If your toxic family continues to disrespect you, to ignore your boundaries, and to gaslight you, you have every right to cut ties. You do, in fact, have the right to do this at any time, but many people wait until they realise the full impact of staying in these relationships.
2. When there is nothing positive to be gained from the relationship.
Some people make the decision to stay in touch with their family because there are some positives to be gained. You may stay in touch with siblings, for instance, because you are involved in a parent’s care. You may feel that you gain something from their emotional support in difficult situations.
When considering whether or not to cut ties completely, you need to weigh up what you will gain and what you will lose. If you feel there is nothing positive in your relationship, then it might be time to think about cutting your ties.
3. When you become aware that you’ve been abused.
The type of abuse which takes place within families is often very subtle. Your brother’s extremely aggressive behaviour when he’s crossed is deemed as OK because “that’s just what he’s like.” That abuse which took place as a child when your dad hit you? Your mum says, “Everyone was like that then, and let’s not talk about it after all your dad’s done for you.”
If you were raised in a family like that, it’s difficult to even recognise that you were abused.
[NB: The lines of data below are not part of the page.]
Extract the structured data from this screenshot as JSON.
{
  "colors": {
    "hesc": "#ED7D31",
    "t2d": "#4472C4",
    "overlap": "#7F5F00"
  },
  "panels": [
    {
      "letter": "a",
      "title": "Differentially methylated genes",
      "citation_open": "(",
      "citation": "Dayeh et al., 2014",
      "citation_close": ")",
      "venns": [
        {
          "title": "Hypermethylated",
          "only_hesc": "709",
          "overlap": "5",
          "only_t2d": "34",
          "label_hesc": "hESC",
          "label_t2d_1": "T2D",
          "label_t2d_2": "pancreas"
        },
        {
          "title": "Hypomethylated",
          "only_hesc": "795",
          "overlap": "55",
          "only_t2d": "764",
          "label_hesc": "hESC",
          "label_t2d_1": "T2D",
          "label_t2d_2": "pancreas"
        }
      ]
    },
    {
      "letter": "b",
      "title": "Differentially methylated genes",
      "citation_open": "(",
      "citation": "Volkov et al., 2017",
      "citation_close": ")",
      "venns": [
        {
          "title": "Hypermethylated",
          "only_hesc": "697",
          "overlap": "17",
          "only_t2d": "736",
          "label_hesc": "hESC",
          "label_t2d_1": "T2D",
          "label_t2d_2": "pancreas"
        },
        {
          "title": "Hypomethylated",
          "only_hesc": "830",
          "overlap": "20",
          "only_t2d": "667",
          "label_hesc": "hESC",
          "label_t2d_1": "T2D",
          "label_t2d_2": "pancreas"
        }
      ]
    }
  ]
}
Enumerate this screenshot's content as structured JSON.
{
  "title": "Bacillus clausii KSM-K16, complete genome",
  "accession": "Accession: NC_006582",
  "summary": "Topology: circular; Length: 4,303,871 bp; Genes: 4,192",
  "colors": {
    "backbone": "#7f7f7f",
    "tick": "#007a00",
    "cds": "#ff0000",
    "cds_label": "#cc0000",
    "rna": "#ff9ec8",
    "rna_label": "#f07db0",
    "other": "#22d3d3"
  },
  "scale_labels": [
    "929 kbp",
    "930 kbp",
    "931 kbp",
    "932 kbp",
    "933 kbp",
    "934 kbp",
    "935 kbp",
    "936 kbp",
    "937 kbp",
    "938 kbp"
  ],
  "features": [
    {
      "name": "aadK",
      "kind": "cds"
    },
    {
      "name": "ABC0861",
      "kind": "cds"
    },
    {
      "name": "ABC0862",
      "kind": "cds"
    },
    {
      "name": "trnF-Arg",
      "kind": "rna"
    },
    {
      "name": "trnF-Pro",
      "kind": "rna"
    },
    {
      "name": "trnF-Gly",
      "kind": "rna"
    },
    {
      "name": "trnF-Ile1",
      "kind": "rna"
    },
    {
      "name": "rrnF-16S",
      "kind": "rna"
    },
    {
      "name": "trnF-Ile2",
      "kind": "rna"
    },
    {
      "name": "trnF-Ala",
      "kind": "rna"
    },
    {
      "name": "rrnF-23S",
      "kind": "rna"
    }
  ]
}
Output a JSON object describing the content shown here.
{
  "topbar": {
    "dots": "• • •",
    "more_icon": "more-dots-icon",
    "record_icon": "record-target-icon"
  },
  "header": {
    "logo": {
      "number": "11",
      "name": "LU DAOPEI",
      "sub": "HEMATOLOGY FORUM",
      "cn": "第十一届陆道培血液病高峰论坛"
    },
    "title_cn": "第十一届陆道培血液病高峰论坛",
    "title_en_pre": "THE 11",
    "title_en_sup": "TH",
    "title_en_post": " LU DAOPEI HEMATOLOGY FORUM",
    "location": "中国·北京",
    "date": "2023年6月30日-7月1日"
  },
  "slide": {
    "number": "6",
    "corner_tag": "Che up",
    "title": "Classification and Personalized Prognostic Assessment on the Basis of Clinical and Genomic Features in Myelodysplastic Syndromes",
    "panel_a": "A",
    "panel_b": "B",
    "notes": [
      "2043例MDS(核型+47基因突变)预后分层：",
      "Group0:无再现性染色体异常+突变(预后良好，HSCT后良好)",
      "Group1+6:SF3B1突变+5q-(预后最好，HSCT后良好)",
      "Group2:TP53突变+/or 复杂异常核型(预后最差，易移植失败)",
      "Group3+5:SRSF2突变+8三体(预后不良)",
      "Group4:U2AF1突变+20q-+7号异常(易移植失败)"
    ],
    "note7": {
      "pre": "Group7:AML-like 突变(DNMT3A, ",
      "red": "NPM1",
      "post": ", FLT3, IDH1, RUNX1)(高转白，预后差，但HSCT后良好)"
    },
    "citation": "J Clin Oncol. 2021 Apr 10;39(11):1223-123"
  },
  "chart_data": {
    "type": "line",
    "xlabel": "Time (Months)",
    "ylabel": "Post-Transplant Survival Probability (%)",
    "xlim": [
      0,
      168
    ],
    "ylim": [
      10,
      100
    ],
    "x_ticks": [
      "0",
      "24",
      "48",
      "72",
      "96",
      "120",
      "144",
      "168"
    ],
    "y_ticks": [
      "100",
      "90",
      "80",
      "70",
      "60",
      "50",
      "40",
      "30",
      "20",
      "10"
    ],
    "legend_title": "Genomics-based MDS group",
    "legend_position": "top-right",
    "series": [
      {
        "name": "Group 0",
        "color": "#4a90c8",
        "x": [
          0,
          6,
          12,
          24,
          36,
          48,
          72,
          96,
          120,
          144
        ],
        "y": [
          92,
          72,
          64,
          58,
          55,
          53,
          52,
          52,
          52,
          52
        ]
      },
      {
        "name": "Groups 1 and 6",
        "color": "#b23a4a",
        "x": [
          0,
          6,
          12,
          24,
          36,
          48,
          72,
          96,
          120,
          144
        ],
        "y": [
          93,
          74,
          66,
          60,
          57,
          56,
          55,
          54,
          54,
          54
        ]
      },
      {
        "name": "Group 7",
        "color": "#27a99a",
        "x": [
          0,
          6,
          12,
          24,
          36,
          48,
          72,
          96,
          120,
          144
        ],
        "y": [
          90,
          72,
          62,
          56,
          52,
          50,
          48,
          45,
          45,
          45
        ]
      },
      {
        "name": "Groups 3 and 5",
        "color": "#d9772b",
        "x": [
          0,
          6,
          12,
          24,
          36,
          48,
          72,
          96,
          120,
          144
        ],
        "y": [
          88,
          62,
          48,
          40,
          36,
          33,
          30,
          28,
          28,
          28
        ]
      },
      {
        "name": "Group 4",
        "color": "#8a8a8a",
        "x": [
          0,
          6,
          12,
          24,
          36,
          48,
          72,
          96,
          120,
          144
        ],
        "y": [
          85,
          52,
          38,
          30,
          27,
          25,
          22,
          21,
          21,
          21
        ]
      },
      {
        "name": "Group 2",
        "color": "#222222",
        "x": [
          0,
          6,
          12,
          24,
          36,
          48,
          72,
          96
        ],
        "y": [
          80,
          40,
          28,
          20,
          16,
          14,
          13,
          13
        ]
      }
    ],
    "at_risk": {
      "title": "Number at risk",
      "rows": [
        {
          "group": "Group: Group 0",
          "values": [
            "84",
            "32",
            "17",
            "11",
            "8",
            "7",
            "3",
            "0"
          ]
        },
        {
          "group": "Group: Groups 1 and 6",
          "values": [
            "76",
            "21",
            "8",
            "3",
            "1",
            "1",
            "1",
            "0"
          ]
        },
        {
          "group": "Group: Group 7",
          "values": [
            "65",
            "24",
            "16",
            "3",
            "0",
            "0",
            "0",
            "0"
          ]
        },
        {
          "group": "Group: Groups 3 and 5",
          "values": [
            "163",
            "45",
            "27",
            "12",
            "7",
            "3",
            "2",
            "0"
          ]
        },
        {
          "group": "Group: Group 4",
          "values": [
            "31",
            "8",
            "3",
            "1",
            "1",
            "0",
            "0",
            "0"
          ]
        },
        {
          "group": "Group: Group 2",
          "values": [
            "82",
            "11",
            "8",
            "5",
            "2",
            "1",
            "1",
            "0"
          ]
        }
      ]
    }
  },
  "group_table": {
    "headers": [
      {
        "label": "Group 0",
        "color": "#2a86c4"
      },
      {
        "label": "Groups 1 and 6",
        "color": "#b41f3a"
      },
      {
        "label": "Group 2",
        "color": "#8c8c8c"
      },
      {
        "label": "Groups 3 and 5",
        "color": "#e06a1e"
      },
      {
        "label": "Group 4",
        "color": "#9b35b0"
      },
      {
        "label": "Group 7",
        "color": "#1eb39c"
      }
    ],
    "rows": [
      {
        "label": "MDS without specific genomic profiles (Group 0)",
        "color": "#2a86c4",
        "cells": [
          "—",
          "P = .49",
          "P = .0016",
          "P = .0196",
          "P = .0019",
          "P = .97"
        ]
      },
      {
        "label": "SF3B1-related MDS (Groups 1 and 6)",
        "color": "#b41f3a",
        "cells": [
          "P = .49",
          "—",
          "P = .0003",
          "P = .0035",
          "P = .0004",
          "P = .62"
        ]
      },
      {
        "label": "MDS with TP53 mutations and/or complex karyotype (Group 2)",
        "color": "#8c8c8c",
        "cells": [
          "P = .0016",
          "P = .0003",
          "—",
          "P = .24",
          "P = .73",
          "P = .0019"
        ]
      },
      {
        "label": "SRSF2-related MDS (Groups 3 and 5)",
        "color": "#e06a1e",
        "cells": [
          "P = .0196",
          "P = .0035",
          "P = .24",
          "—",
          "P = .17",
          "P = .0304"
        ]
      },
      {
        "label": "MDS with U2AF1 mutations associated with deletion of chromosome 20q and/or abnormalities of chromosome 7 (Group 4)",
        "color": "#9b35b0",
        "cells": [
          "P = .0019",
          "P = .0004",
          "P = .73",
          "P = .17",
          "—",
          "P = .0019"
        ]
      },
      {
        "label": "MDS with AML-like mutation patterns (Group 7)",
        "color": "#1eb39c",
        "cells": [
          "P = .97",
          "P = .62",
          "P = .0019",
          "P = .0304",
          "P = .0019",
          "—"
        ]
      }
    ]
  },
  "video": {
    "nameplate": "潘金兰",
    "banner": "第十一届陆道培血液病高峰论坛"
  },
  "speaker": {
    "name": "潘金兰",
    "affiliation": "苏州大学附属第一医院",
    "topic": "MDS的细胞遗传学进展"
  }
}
Often people are well into their forties or fifties before they realise that their treatment was unacceptable. When you realise this, and particularly if you’re gaslighted when you try and confront an abuser, it may be time for you to distance yourself.
4. When you realise the family is not a sacred institution.
One of the reasons why cutting ties with your family is such a taboo is because the family is considered a sacred institution by so many people. The family is seen as a safe haven, a place of love and support and a central building block to bigger cultural institutions. When you make sense of your own experiences and realise that your particular family is not a safe and supportive place, it may be time to leave.
5. When you state your case and it’s not heard.
Dealing with narcissistic types within the family and people who have acted in an abusive way takes a great deal of courage. There’s nothing to say you have to confront these people—especially if their reaction to you is likely to be extreme.
However, if you do choose to and they respond by telling you that you’re making it up, that you’re "weird," or they become aggressive towards you, it’s probably time to leave. These people are never going to see your point of view or admit any of their shortfallings.
Anyone who thinks distancing themselves from their family is easy is wrong, which partly explains why we stay in these relationships when—if a friend acted in that way—we would quickly remove ourselves from other abusive people.
If you choose to cut ties, you can expect to feel guilty. Don’t forget: You’ve been subjected to years of your family communicating that they were right and there was something wrong with you. Because of the taboo around cutting ties with your family, you can also expect to feel guilty because what you have done is seen as “wrong” and extreme. Surely, people will tell you, it’s better to just get on with it: "You’ve only got one family, even if they’re not perfect.”
And you’ll also feel sad. When you cut ties in this way, you’ll grieve for the family you have lost. The sadness, grief, and guilt are, however, often accompanied by a sense of relief and a wonder at how life can be when you’re no longer caught up in the spider’s web of a toxic family. It can take a while to find your feet and know how to deal with this newfound freedom, but, over time, you’ll learn how to live this new life.
If you need any help with any of these issues, please seek out the support you need.